Things to Consider….

Since the end of October, nearby and deferred lean hogs futures have traded in opposing directions providing varying opportunities for producers looking for risk mitigation in late 2021 and into 2022.

As illustrated by the lean hog futures charts, nearby December 2021 has traded unchanged from late Oct to late Nov.  That, following the sharp run up in the first week of October in reaction to the September Hog & Pig report released on Sep 24th which was then followed by an equivalent collapse during the month of October.   With December hogs trading range bound just above $75 US per cwt, the expectation is for that contract to expire near $75 as CME cash prepares to merge with the nearby around the 14th of December.

A sharp contrast to the direction of the December has been the activity in Feb, April and most other 2022 hog contracts.

The spread chart shown above illustrates that in early October the Dec contract was approximately -$3 below the Feb contract (red line), and had been that way since March 2021.  Historically speaking the Dec contract has shown a spread to the Feb anywhere from 1 under to as much as 6 under before commonly leveling out in the fall and settling between 4 and 6 dollars below the Feb at expiry.  However recently in 2021, the weekly spread chart shows that Dec traded to as much as $7 under the Feb and the daily trade went beyond $8 below the Feb.     

The large gap or spread between Dec and Feb indicates that the market anticipates lower cash due to more hogs into the end of the calendar year, but does not believe the numbers will be burdensome once into the start of 2022.  The market is unwilling, based on the larger than normal spread, to bring Feb down with December.  Other positive news is the June 2022 lean hogs and other summer months have reached new contract highs this week, as the market anticipates further tightening of supplies once into the middle of 2022 which was projected in the last USDA H&P report released in Sep.

The next major supply report is to be released in late December, on the 23rd.     That report will either confirm the numbers published in Sep or provide a new set triggering further reaction and direction for the market.

  November 16, 2021

Weekly Hog Price Recap

Cash hogs declined near daily, with regional and national cash reported higher only Thursday. CME cash was also recorded lower moves overall, however resulted in a more moderate week-over-week change compared to cash hogs. Most wholesale pork values slid throughout much of the week, only hams and ribs finished higher, with US pork cutout down $2.52/cwt from the previous week's average.  

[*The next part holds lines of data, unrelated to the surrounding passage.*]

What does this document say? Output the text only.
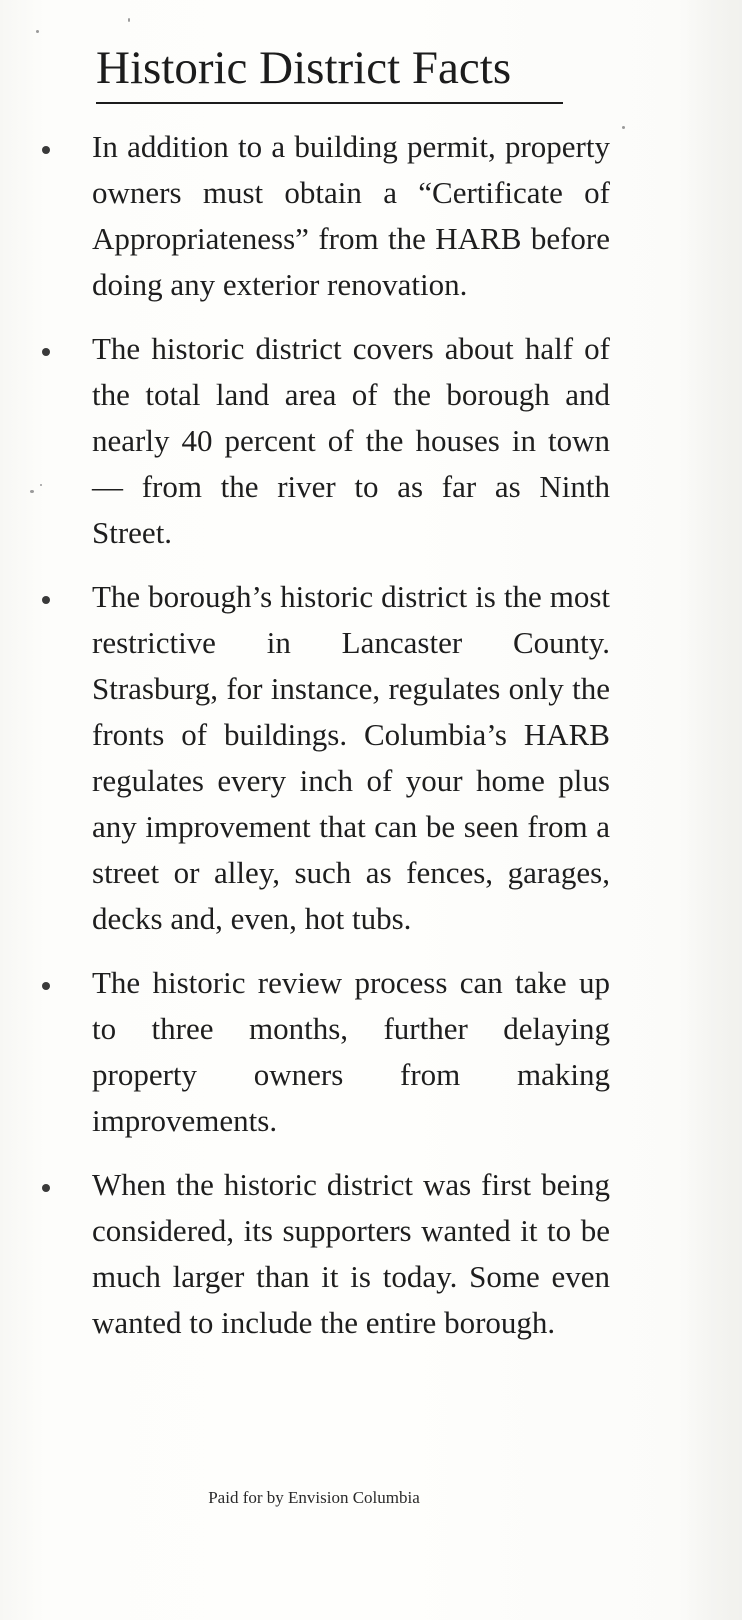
Historic District Facts
In addition to a building permit, property owners must obtain a “Certificate of Appropriateness” from the HARB before doing any exterior renovation.
The historic district covers about half of the total land area of the borough and nearly 40 percent of the houses in town — from the river to as far as Ninth Street.
The borough’s historic district is the most restrictive in Lancaster County. Strasburg, for instance, regulates only the fronts of buildings. Columbia’s HARB regulates every inch of your home plus any improvement that can be seen from a street or alley, such as fences, garages, decks and, even, hot tubs.
The historic review process can take up to three months, further delaying property owners from making improvements.
When the historic district was first being considered, its supporters wanted it to be much larger than it is today. Some even wanted to include the entire borough.
Paid for by Envision Columbia
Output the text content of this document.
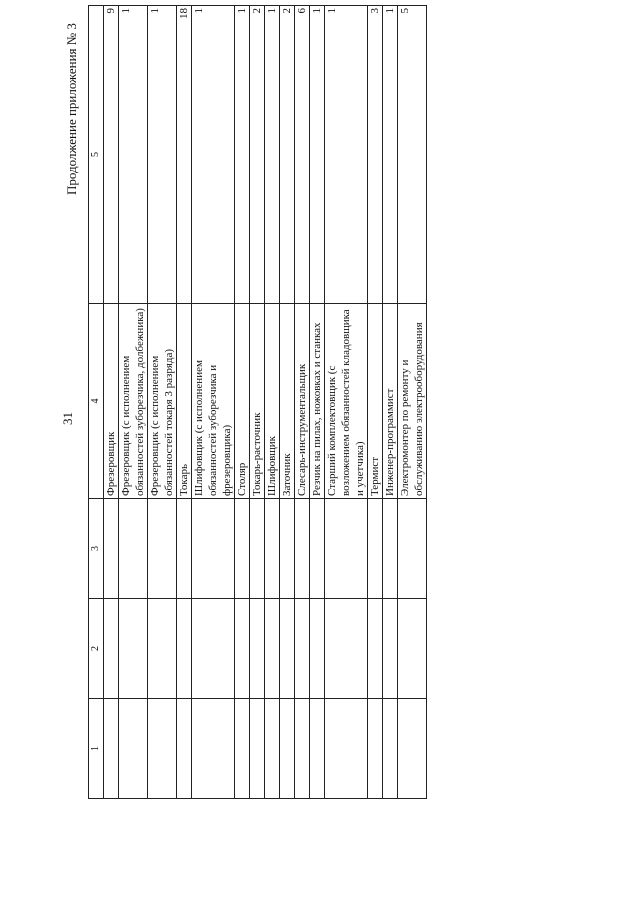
31
Продолжение приложения № 3
1	2	3	4	5
			Фрезеровщик	9
			Фрезеровщик (с исполнением обязанностей зуборезчика, долбежника)	1
			Фрезеровщик (с исполнением обязанностей токаря 3 разряда)	1
			Токарь	18
			Шлифовщик (с исполнением обязанностей зуборезчика и фрезеровщика)	1
			Столяр	1
			Токарь-расточник	2
			Шлифовщик	1
			Заточник	2
			Слесарь-инструментальщик	6
			Резчик на пилах, ножовках и станках	1
			Старший комплектовщик (с возложением обязанностей кладовщика и учетчика)	1
			Термист	3
			Инженер-программист	1
			Электромонтер по ремонту и обслуживанию электрооборудования	5
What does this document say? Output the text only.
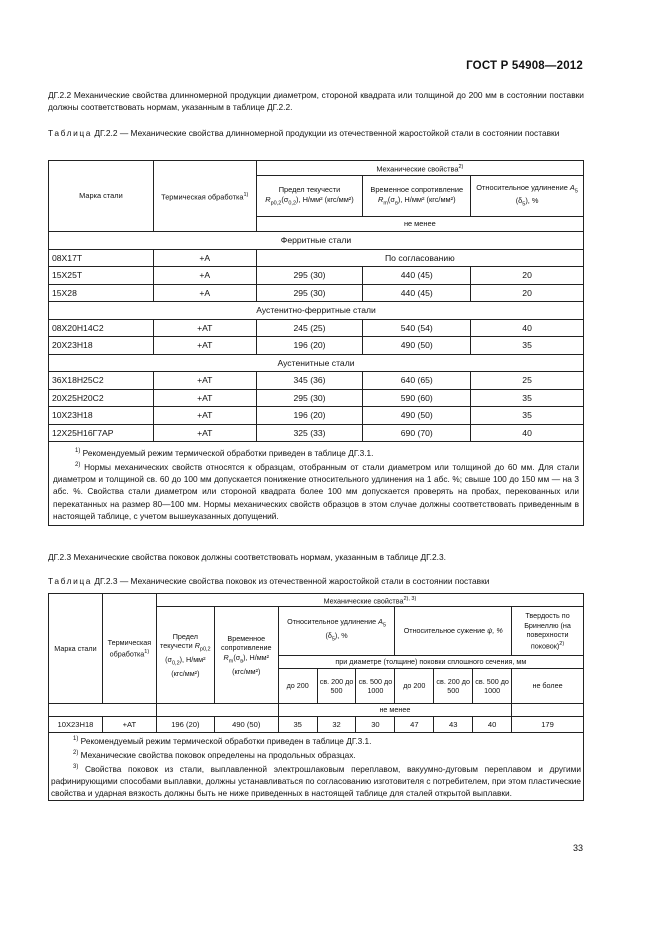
ГОСТ Р 54908—2012
ДГ.2.2 Механические свойства длинномерной продукции диаметром, стороной квадрата или толщиной до 200 мм в состоянии поставки должны соответствовать нормам, указанным в таблице ДГ.2.2.
Таблица ДГ.2.2 — Механические свойства длинномерной продукции из отечественной жаростойкой стали в состоянии поставки
Марка стали	Термическая обработка$^{1)}$	Механические свойства$^{2)}$
		Предел текучести
$R_{p0,2}(\sigma_{0,2})$, Н/мм² (кгс/мм²)	Временное сопротивление $R_m(\sigma_в)$, Н/мм² (кгс/мм²)	Относительное удлинение $A_5$ $(\delta_5)$, %
		не менее		
Ферритные стали				
08Х17Т	+А	По согласованию		
15Х25Т	+А	295 (30)	440 (45)	20
15Х28	+А	295 (30)	440 (45)	20
Аустенитно-ферритные стали				
08Х20Н14С2	+АТ	245 (25)	540 (54)	40
20Х23Н18	+АТ	196 (20)	490 (50)	35
Аустенитные стали				
36Х18Н25С2	+АТ	345 (36)	640 (65)	25
20Х25Н20С2	+АТ	295 (30)	590 (60)	35
10Х23Н18	+АТ	196 (20)	490 (50)	35
12Х25Н16Г7АР	+АТ	325 (33)	690 (70)	40

$^{1)}$ Рекомендуемый режим термической обработки приведен в таблице ДГ.3.1.

$^{2)}$ Нормы механических свойств относятся к образцам, отобранным от стали диаметром или толщиной до 60 мм. Для стали диаметром и толщиной св. 60 до 100 мм допускается понижение относительного удлинения на 1 абс. %; свыше 100 до 150 мм — на 3 абс. %. Свойства стали диаметром или стороной квадрата более 100 мм допускается проверять на пробах, перекованных или перекатанных на размер 80—100 мм. Нормы механических свойств образцов в этом случае должны соответствовать приведенным в настоящей таблице, с учетом вышеуказанных допущений.				

ДГ.2.3 Механические свойства поковок должны соответствовать нормам, указанным в таблице ДГ.2.3.
Таблица ДГ.2.3 — Механические свойства поковок из отечественной жаростойкой стали в состоянии поставки
Марка стали	Термическая обработка$^{1)}$	Механические свойства$^{2), 3)}$
		Предел текучести $R_{p0,2}$ $(\sigma_{0,2})$, Н/мм² (кгс/мм²)	Временное сопротивление $R_m(\sigma_в)$, Н/мм² (кгс/мм²)	Относительное удлинение $A_5$ $(\delta_5)$, %			Относительное сужение ψ, %			Твердость по Бринеллю (на поверхности поковок)$^{2)}$
				при диаметре (толщине) поковки сплошного сечения, мм						
				до 200	св. 200 до 500	св. 500 до 1000	до 200	св. 200 до 500	св. 500 до 1000	не более
				не менее						
10Х23Н18	+АТ	196 (20)	490 (50)	35	32	30	47	43	40	179

$^{1)}$ Рекомендуемый режим термической обработки приведен в таблице ДГ.3.1.

$^{2)}$ Механические свойства поковок определены на продольных образцах.

$^{3)}$ Свойства поковок из стали, выплавленной электрошлаковым переплавом, вакуумно-дуговым переплавом и другими рафинирующими способами выплавки, должны устанавливаться по согласованию изготовителя с потребителем, при этом пластические свойства и ударная вязкость должны быть не ниже приведенных в настоящей таблице для сталей открытой выплавки.										

33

Market hog values generally declined, however some markets managed to improve on the week such the OlyW 21 which climbed more than $1/hog and the ML Sig 4 which was up shy of $0.75/hog. Hog values out of Quebec and Ontario each fell near $1/hog, while the OlyW 20 was $2/hog lower, Hylife fell $4/hog and BP/TC dropped shy of $6/hog. In the US, hog values out of Tyson declined $6/hog while JM was down closer to $5.75/hog from week ago levels.  

Weekly Hog Margins

Monitored hog margins generally fell on the week as most markets recorded lower values. Feed costs modestly impacted hog margins, with Canadian farrow-to-finish feed costs climbing $0.25/hog while those in the monitored US region edged $0.15/hog lower than a week earlier.   

Despite the continued slide in hog margins, monitored Canadian margins remain at positive values. Hog margins out of the Quebec weakened more than $1.25 to $15.50/hog profits, while the OlyW 20 fell $2.25 and OlyW 21 was up shy of $1 with each near $10.50/hog profits. Hylife margins weakened more than $4 to $9.50/hog profits, while ML Sig 4 margins strengthened $0.50 to nearly $2.75/hog profits and Ontario fell nearly $1.25 to $0.25/hog profits. Hog margins in the US face dollar per hog losses, with Tyson and JM each weakening near $5.75 on the week to $12.25/hog and $24.25/hog losses respectively.

US Regional Margins

  • Tyson: $(12.36) USD X 1.2473 = $ (15.42) in Canadian Dollars
  • Morrell: $ (24.33) USD X 1.2473 = $ (30.35) in Canadian Dollars

Disclaimer: Commodity Professionals Inc. presents this report as a snapshot of the market using current information available at the time of the report. These findings are for informational purposes only and should not be reproduced or transmitted by any means without permission.  Commodity Professionals Inc. does not guarantee, and accepts no legal liability arising from or connected to, the accuracy, reliability, or completeness of any material contained in the publication.